By stopping short of how the sequence of bytes is stored or
passed, OpenPGP ensures that it is applicable and
interoperable across a wide range of apps ... just by
forcing the developers of the apps to agree on a few local
details.
"just" ???
That argument implies 3 things:
a) it's acceptable to require every implemention to support each other
implementation as a separate special case
b) it's acceptable to require each user to specifiy at the time of
encryption or signing which implementations (not algorithms, or keys,
but implementations!) should be able to parse the result
c) it's acceptable for 2 implementations which support the same set of
algorithms and have the appropriate keys for sharing encrypted or
signed data to say they both have an OpenPGP-conformant application -
but which can't actually share the data.
Am I the only one that thinks this is a flawed argument?

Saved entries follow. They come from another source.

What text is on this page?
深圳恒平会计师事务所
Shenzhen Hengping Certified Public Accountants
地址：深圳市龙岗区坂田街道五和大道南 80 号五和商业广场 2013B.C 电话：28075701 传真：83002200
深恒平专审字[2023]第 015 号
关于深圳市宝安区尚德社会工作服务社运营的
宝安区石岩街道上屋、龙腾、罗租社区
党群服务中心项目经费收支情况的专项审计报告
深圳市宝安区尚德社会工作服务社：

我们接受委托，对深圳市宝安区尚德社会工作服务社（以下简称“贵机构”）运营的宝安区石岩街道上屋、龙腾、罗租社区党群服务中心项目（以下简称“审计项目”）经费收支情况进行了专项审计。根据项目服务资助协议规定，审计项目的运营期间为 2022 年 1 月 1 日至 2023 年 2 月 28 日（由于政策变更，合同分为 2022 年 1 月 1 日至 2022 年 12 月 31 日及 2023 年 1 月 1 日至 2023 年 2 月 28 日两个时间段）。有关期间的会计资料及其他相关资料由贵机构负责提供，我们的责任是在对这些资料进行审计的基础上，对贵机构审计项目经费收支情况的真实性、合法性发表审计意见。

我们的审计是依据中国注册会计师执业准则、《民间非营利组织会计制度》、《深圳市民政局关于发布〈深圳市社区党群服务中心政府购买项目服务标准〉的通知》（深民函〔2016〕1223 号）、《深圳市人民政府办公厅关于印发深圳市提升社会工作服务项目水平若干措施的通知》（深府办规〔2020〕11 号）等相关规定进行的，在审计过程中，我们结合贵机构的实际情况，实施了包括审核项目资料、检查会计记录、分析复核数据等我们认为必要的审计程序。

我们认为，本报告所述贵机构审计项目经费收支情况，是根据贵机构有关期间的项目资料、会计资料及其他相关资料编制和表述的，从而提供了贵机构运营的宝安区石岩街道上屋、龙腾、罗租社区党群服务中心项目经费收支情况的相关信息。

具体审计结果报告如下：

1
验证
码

Surely this should be a fundamental purpose for the standard: for you
to be able to encrypt a file using your implementation, send it to me,
and for me to be able to decrypt it with a different standard.
Isn't it??
A spec would not be able to be so conveniently loose ;)
As someone who is trying to write a set of interoperability tests for
my own implementation, I'm not sure I quite understand your use of the
word "convenient" here... :-)
Rachel
P.S. I can take the argument that says a keyring is different, because
it's local to the app. But surely, not encrypted/signed files???